Seasteading’s proponents say it isn’t impossible, it just has a funding problem: existing solutions cost money to implement, and the solutions that don’t exist yet cost money to develop. But even they admit it’s a hell of a funding problem. The funding necessary to launch even the simplest floating city was in the billions, leaving most proposed projects dead in the water, so to speak.

Unlike Burning Man, where participants are still subject to the laws of the United States, Ephemerisle would offer attendants true autonomy from American government. Also unlike Burning Man, which bans cash transactions between participants at the event, Ephemerisle would embrace money and commerce, as a respected feature of society. And also unlike Burning Man, Ephemerisle would be unticketed, free to anybody who could get there.

If people liked the festival enough, Patri thought, they might start staying out there for longer year after year, and invite their friends. It would grow both temporally and in population. For that to happen, the island itself would have to grow, too. Over time, maybe these people would be motivated to solve a lot of seasteading’s hard engineering problems, so Ephemerisle could continue to grow.

Read more.

Community Solar Garden to Open in BC

Germany, and to a lesser extent other nations, have championed community-owned sustainable energy production. In many ways it gives power to the people. Indeed, one way to encourage mass adoption of sustainable energy is to make policies which favour decentralized and community owned production. This means that big utility companies often oppose such efforts.

In British Columbia the city of Nelson may be the first city in Canada to take on this German-insipred approach. They are looking to open a solar facility which not only provides energy to the people it provides added revenue.

A community solar garden is a centralized solar panel farm that gives homeowners and businesses access to solar energy without having to install and maintain panels on their own roof.
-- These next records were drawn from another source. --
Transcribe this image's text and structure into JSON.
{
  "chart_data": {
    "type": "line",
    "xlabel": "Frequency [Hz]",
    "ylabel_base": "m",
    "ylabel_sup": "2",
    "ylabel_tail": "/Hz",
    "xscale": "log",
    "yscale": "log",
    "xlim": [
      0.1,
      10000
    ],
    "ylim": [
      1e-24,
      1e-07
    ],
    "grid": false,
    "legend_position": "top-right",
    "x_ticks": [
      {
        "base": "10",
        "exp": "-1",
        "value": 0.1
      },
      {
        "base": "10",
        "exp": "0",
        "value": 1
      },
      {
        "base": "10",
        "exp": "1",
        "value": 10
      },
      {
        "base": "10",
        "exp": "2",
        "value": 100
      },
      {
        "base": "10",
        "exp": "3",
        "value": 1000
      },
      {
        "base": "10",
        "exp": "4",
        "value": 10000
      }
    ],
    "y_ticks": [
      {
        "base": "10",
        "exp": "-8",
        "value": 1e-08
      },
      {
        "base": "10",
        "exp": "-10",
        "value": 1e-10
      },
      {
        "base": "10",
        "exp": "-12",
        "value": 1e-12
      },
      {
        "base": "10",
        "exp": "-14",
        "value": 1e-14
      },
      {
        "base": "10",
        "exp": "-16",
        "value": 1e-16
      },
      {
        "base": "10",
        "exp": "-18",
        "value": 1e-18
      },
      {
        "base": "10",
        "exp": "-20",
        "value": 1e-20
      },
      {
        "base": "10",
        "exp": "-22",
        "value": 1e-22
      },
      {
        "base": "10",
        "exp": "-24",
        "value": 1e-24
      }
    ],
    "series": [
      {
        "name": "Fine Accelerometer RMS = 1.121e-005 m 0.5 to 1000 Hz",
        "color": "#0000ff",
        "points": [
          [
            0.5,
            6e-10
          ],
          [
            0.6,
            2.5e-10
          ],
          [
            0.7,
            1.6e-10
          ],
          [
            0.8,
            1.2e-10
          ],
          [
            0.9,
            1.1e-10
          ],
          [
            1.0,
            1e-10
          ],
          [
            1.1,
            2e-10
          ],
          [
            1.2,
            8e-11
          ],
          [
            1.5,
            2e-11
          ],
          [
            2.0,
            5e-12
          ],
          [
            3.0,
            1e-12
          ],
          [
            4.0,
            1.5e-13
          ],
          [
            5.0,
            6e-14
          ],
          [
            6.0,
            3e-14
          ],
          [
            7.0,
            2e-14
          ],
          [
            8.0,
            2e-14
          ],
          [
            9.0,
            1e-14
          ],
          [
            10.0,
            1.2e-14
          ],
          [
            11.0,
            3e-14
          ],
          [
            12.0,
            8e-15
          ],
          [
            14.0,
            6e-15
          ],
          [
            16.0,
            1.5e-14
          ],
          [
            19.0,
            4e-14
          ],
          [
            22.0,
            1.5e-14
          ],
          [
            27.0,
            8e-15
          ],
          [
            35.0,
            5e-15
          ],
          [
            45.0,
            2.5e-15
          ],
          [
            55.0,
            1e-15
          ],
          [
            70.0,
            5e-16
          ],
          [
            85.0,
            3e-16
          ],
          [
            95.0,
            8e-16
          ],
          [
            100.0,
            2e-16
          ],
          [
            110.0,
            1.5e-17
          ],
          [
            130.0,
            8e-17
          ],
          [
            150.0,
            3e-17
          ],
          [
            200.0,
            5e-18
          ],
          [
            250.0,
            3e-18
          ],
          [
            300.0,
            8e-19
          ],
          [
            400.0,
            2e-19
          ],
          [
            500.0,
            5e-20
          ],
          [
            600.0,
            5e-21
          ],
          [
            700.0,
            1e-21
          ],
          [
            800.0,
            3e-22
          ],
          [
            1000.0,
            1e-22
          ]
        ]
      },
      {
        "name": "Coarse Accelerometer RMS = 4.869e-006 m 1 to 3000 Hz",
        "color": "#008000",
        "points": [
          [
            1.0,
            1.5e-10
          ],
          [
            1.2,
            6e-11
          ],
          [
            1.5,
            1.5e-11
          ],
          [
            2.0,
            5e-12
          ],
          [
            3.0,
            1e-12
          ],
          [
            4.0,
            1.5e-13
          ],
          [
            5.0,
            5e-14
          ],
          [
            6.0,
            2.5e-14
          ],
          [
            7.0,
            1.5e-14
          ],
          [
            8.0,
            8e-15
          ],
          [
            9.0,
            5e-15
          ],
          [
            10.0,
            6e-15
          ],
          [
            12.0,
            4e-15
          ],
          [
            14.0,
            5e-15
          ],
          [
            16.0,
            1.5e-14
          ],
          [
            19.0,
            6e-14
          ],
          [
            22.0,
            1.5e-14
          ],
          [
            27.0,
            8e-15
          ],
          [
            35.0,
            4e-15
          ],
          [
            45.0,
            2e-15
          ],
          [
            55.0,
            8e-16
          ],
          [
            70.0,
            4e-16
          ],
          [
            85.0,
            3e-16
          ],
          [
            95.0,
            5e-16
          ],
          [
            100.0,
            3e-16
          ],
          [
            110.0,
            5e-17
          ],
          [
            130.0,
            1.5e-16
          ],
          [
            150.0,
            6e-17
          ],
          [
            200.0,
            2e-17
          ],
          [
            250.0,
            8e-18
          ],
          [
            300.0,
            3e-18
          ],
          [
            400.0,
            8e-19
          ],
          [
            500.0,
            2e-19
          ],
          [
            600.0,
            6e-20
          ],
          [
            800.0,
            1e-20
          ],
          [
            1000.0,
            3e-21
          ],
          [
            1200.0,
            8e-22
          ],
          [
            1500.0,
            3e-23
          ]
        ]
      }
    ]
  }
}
The price of the electricity purchased from the proposed solar project in Nelson would cost residents more, but initial community feedback indicates people would be willing to pay the extra costs, said Proctor.

It’s about more than trying to save money, she said, and added costs eventually will even out.

Nelson Hydro is still working out detailed costs, but says people could end up investing something like $1,000 for a solar panel space for 25 years. They can either pay a lump sum up front or make monthly payments of about $3.47 until the solar panel space is paid off.